Шрифт:
Интервал:
Закладка:
На Иннокентьевской из вагона ранним утром Василий смотрел на грязные улицы и заулки с одноэтажными мещанскими домами, пожухлой сырой листвой тополей и клёнов, почерневшими заплотами и тротуарами, неспешными подводами крестьян и купцов и сонноватыми кучерами на облучках. Было туманно и волгло, даль просматривалась слабо, но свежий холодный воздух, щедро накатывавшийся с Иркута, бодрил и даже веселил Василия, пощекотывая в ноздрях и ушах. Зелёная, с робкими желтоватыми вкраплениями тайга отчуждённо лежала за городом, и казалось Василию, что не было и не могло появиться на земле силы, способной изменить, как-то переиначить эти леса, холмы, реки и озёра, как бы свернуть с вековечного природного хода сибирское немерянное раздолье.
Но мир действительно пошатнулся.
Василий не смог попрощаться с родными: в дикой спешке, которой был охвачен полк, этого просто невозможно было сделать.
Со своим взводом он ехал в вагоне-теплушке, который прохудился, и со всех сторон сквозило; раньше, с неделю назад, вагон использовался для перевозки скота из Туркестана. От разбитого копытами пола наносило запахом мочи и помёта, однако солдаты не жаловались на неудобства, потому что было много соломы, и в ней можно день и ночь напролёт спать или просто смотреть в потолок, в щелях которого виднелось небо. Василий подолгу смотрел в проём раздвижных дверей на убегающие к востоку равнинные сибирские земли, разглядывал на станциях разношёрстный народ; в его душе было тревожно, но в тоже время ясно и чисто, каким ясным и чистым было всё время пути бесконечное небо бесконечной России.
Прислушивался к разговорам солдат:
— Наперчим одно место растреклятому австрийцу или немцу. Добраться бы, мужики!
— Доберёшься, доберёшься, Аника-воин!..
На станциях, больших железнодорожных узлах с подходом военного эшелона собирался пёстрый возбуждённый народ. Восторженные люди, большей частью дамы, институтки и гимназистки, забрасывали солдат цветами — скорее, отцветками осени, — навешивали на них гирлянды из мишуры, одаривали немудрёной снедью, тёплыми вещами, иконками, лезли с поцелуями и рукопожатиями. Скандировали или порознь выкрикивали:
— Слава русскому воинству!
— Бо-о-о-же, царя-а-а-а храни-и-и-и!..
— Скажи, Россия-матушка, новое слово святости всему погрязшему во грехах миру! Положи на лопатки германское начало! — учёно и замысловато говорили одни.
— С Богом, братушки!

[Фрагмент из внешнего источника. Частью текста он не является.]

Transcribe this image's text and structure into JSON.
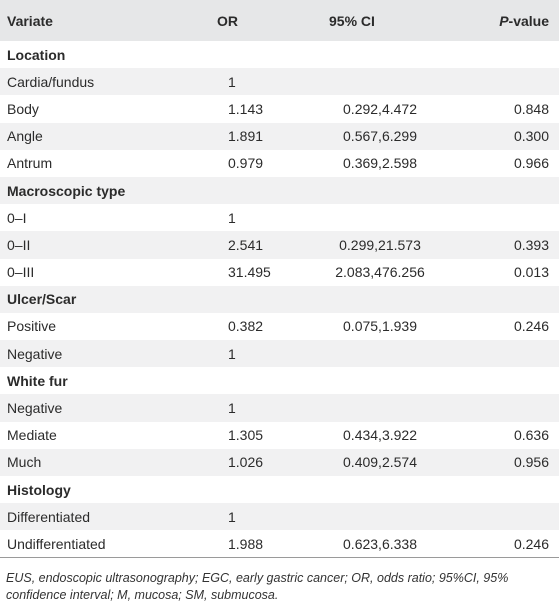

Будем молиться, чтобы вы только побеждали, — простецки изъяснялись другие.
Звучали духовые оркестры, порой произносились речи, проводились скорые молебны. Но особенно солдатам и офицерам нравилось целоваться с дамами, а потом, посмеиваясь, смаковать каждый такой случай:
— Ух, вонишша от неё, заразы смазливой, ан прия-а-атно: духи хранцузские всё никак!
— Духи, валенок ты жигаловский!..
В Новониколаевске Василию пожилой господин в шляпе и с коротко стриженной щеголеватой бородкой сунул в руку газету «Русское знамя», и Василий вяло, без интереса прочитал: «Нынешние дни надлежит считать временем могучего пробуждения национальной гордости и самосознания русского народа. Немец — это только повод. России пора освободиться от всякой иноземщины…» Василий не дочитал, отдал газету офицеру. Плотнее укутался в новую, неношеную шинель, когда паровоз, пронзительно свистнув и обдав людей паром, решительно дёрнул состав. Вагоны медленно, как бы крадучись покатились, скрипя ржавыми сцепками, звончато постукивая на стыках рельсов и уверенно разбегаясь. За городом дунуло в лицо Василия прелым запахом сырой, отдавшей урожай земли, и он чему-то своему улыбнулся посиневшими от студёного ветра губами. «Еду убивать?» — каменисто перекатывалась в голове мысль. О своей смерти он почему-то не думал.
Жизнь Елены Орловой тяжело и неохотно входила в новые, непривычные для неё рамки, которыми были дом и родные её мужа. С необъяснимой надеждой присматривалась она к сухопарому, неразговорчивому Семёну. И сердитое чувство волной поднималось в ней.
Семён с раннего утра и допоздна находился в разъездах по хозяйственным делам. То в поле пропадал, особенно в сенокосную и уборочную страду. То — на берёзовской мельнице, на которой зачастую из-за нерадивости и пьянства мельника, бывшего ссыльнопоселенца, Хомутова Ивана рвались ремни и даже однажды треснул жернов, отвалились лопасти на колесе. То заправлял на пасеке вместе с рачительным, вошедшим в долю кубанцем и, наконец-то, женившимся на солдатке Пахомом Стариковым. То скакал на пролётке в город, в котором на паях с тестем и ещё несколькими зажиточными погожскими и зимовеискими мужиками, артельщиками, рубил большие амбары — под китайские товары и местную снедь — рыбу, орехи, ягоду, зерно и овощи, подо всё, на что в последние годы поднимался спрос, даже со стороны столичных контор. Сена заготовили Орловы и Охотниковы столько, что можно было утроить стадо крупного рогатого скота, овец и лошадей. Семёну хотелось везде успеть, чтобы хозяйство разрасталось, упрочивалось, привлекало к себе купцов, интендантов, заготовителей и приказчиков с Ленских приисков.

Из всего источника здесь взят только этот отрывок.